Colleges and universities that have switched to cloud-based eMail overwhelmingly choose Google as their cloud service, according to the 2010 Campus Computing Project survey.

Nearly 60 percent of survey respondents from public universities who use eMail hosting services said their campus uses Gmail accounts, with 35 percent using Microsoft Outlook and 5 percent using Zimbra.

The disparity is even greater at private universities, where more than seven in 10 respondents said their school uses Gmail accounts, according to the research.

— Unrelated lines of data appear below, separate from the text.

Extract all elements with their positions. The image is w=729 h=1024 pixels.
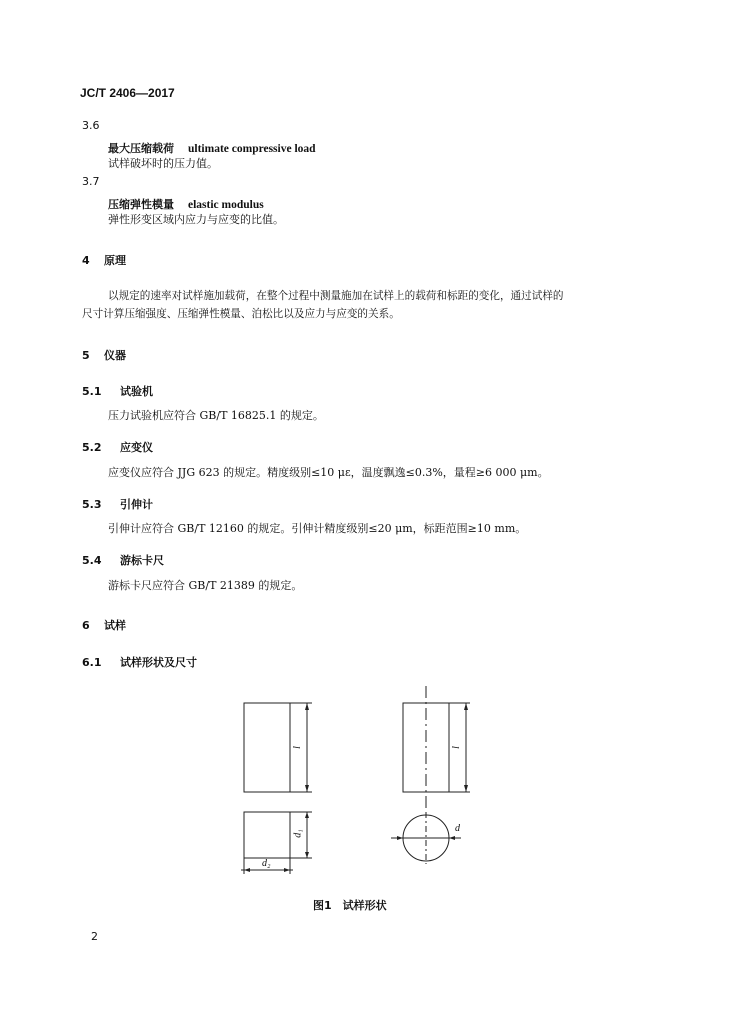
- section-4-para-line1: 以规定的速率对试样施加载荷，在整个过程中测量施加在试样上的载荷和标距的变化，通过试样的: [108, 290, 564, 302]
- left-length-arrow-bottom: [305, 785, 309, 792]
- section-5-number: 5: [82, 349, 90, 362]
- left-length-arrow-top: [305, 703, 309, 710]
- clause-3-6-term-en: ultimate compressive load: [188, 143, 316, 155]
- clause-5-1-text: 压力试验机应符合 GB/T 16825.1 的规定。: [108, 409, 324, 422]
- clause-6-1-title: 试样形状及尺寸: [120, 656, 197, 669]
- clause-5-1-title: 试验机: [120, 385, 153, 398]
- d2-arrow-right: [284, 868, 290, 872]
- left-specimen-side-view: [244, 703, 290, 792]
- clause-5-3-number: 5.3: [82, 498, 102, 511]
- section-4-number: 4: [82, 254, 90, 267]
- clause-5-1-number: 5.1: [82, 385, 102, 398]
- label-d1: d₁: [292, 829, 304, 838]
- d-arrow-left: [397, 836, 403, 840]
- section-6-number: 6: [82, 619, 90, 632]
- clause-3-7-number: 3.7: [82, 175, 100, 188]
- cyl-length-arrow-top: [464, 703, 468, 710]
- clause-5-4-title: 游标卡尺: [120, 554, 164, 567]
- clause-5-2-title: 应变仪: [120, 441, 153, 454]
- d1-arrow-bottom: [305, 852, 309, 858]
- standard-code-header: JC/T 2406—2017: [80, 86, 175, 100]
- d1-arrow-top: [305, 812, 309, 818]
- section-6-title: 试样: [104, 619, 126, 632]
- left-specimen-end-view: [244, 812, 290, 858]
- clause-5-4-number: 5.4: [82, 554, 102, 567]
- section-4-para-line2: 尺寸计算压缩强度、压缩弹性模量、泊松比以及应力与应变的关系。: [82, 308, 400, 320]
- clause-5-2-text: 应变仪应符合 JJG 623 的规定。精度级别≤10 με，温度飘逸≤0.3%，量程≥6 000 μm。: [108, 466, 549, 479]
- clause-5-4-text: 游标卡尺应符合 GB/T 21389 的规定。: [108, 579, 303, 592]
- label-d: d: [455, 823, 460, 834]
- figure-caption: 图1 试样形状: [313, 899, 387, 912]
- section-5-title: 仪器: [104, 349, 126, 362]
- page-number: 2: [91, 930, 98, 943]
- label-l-right: l: [450, 746, 462, 749]
- clause-3-7-term-en: elastic modulus: [188, 199, 264, 211]
- section-4-title: 原理: [104, 254, 126, 267]
- d-arrow-right: [449, 836, 455, 840]
- clause-5-3-title: 引伸计: [120, 498, 153, 511]
- clause-3-6-definition: 试样破坏时的压力值。: [108, 157, 218, 170]
- clause-3-7-definition: 弹性形变区域内应力与应变的比值。: [108, 213, 284, 226]
- label-l-left: l: [291, 746, 303, 749]
- clause-3-6-term-cn: 最大压缩载荷: [108, 142, 174, 155]
- d2-arrow-left: [244, 868, 250, 872]
- label-d2: d₂: [262, 858, 271, 869]
- clause-3-6-number: 3.6: [82, 119, 100, 132]
- clause-6-1-number: 6.1: [82, 656, 102, 669]
- clause-3-7-term-cn: 压缩弹性模量: [108, 198, 174, 211]
- clause-5-2-number: 5.2: [82, 441, 102, 454]
- clause-5-3-text: 引伸计应符合 GB/T 12160 的规定。引伸计精度级别≤20 μm，标距范围≥10 mm。: [108, 522, 527, 535]
- cyl-length-arrow-bottom: [464, 785, 468, 792]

Twenty-five percent said they use Microsoft.

Traditional campus IT operations have proven as vulnerable over the past year as the cloud services that receive extensive media attention when things go awry.

Ohio State University officials confirmed in December that Social Security numbers, dates of birth, and other personal information for about 760,000 current and former students were accessed by unauthorized network users.

OSU discovered the security lapse in late October and hired “the nation’s best computer forensic consultants” to search the school’s network and check what, if anything, had been taken from university records.

Michael Maloof, chief technology officer for information management company TriGeo Network Security, said universities’ penchant for collecting and keeping sensitive information will continue to attract online hackers looking for databases rich with valuable information, whether the school uses cloud services or not.

“The vast accumulation of data is exactly why higher education is such a lucrative target for attacks,” Maloof said, adding that constant monitoring could be the only way for college IT officials to fend off hackers. “Real-time monitoring of sensitive systems and data can spot suspicious behavior, either from inside or outside the organization, while there’s still time to act.”